OK, so the Accustic Arts' TUBE-DAC II is not the most expensive DAC in the world, but this little baby is hardly cheap. It only handles sampling rates, for example, up to 48kHz, so to most intents and purposes it is half of an exceptionally upmarket CD player, in partnership with the matching Drive I transport (£2,995).

The company behind this assault on the highest peaks of CD replay is Schunk Audio Engineering, a German outfit offering amplifiers, loudspeakers and cables, alongside a top digital source like the TUBE-DAC, and a handful of very slightly less esoteric digital models.

Features in the TUBE-DAC include that well-known 21st-century amplifying device, the thermionic valve, in this case a pair of ECC83 triodes, which is a common enough sight in audio. Used here in a hybrid configuration (which as our own measurements were able to confirm) it differs in some ways from your average valve circuit.

Explaining the cost

But valves aren't that expensive and don't account for the price. A cost that's explained largely by three things, two of which we could see and one we could only read about. The case, made largely of thick aluminium panels is superb and there's a generous sprinkling of ultra-high-performance op-amps, to be precise ten type OPA627. The latter is one of those near-mythical audio components that outperforms standard parts in almost every way. And the part we read about? Accustic's own digital filter, with a 32-bit microprocessor for which great things are claimed.

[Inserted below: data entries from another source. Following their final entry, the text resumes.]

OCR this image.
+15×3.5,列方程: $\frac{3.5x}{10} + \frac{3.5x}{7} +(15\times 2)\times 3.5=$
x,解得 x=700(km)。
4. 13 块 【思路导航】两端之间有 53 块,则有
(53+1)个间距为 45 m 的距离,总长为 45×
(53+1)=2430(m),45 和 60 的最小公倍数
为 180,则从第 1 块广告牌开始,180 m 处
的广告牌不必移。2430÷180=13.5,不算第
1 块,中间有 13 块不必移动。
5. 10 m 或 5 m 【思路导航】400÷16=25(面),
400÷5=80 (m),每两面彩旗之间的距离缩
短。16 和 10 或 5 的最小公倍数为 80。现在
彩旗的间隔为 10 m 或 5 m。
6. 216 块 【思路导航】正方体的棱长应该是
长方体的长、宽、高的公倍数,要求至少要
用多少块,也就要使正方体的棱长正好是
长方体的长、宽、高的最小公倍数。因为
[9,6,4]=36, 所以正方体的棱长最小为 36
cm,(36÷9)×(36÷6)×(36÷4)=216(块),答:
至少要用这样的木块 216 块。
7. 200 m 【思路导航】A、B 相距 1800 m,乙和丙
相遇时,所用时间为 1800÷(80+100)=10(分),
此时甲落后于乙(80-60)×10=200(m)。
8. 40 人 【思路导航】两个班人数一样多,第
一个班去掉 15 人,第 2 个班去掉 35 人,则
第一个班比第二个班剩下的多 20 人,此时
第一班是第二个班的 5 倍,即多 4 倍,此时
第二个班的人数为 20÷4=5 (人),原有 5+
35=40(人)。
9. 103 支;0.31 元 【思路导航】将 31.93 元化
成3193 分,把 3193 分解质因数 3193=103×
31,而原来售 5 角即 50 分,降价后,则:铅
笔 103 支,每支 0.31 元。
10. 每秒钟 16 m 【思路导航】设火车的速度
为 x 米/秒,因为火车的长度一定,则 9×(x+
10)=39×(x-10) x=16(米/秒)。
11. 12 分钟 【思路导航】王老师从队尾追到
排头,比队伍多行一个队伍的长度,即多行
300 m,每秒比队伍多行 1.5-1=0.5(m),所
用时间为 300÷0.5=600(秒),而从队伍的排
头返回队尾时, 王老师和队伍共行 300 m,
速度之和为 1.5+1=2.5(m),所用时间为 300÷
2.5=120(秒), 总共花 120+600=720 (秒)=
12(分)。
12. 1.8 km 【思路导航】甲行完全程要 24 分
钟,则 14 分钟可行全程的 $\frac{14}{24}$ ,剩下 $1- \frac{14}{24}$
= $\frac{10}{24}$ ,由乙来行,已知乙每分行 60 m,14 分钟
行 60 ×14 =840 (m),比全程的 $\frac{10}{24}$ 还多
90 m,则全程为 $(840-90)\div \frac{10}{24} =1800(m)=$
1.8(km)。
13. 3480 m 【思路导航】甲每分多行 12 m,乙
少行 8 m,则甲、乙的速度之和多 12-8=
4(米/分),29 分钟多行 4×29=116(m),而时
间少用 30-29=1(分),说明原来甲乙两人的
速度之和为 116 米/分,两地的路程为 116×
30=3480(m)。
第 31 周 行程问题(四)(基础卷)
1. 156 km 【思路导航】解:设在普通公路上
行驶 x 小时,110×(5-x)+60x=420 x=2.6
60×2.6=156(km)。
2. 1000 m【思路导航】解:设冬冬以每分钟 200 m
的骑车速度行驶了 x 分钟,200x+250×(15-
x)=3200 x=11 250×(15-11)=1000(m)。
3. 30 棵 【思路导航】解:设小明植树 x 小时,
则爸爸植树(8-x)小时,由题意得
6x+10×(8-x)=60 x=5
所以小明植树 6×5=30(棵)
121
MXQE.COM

The 32 bits sound good and so do many of the claims made for this bit of electronic trickery. Accustic doesn't call it a 'filter', just 'digital signal processing', and claims that it's considerably more elaborate than normal upsampling. That may be so, but as far as we can see it's doing a standard upsampling job, with just the same sort of response as most conventional up- or over-sampling players.

Accustic makes much of the additional noise created by regular upsampling, but we've yet to see evidence of that. The firm also seems to imply that normal DACs share digital processing for both channels and so create a slight time delay between them. But we feel that problem (to the extent that it ever really was one) was laid to rest 20 years ago!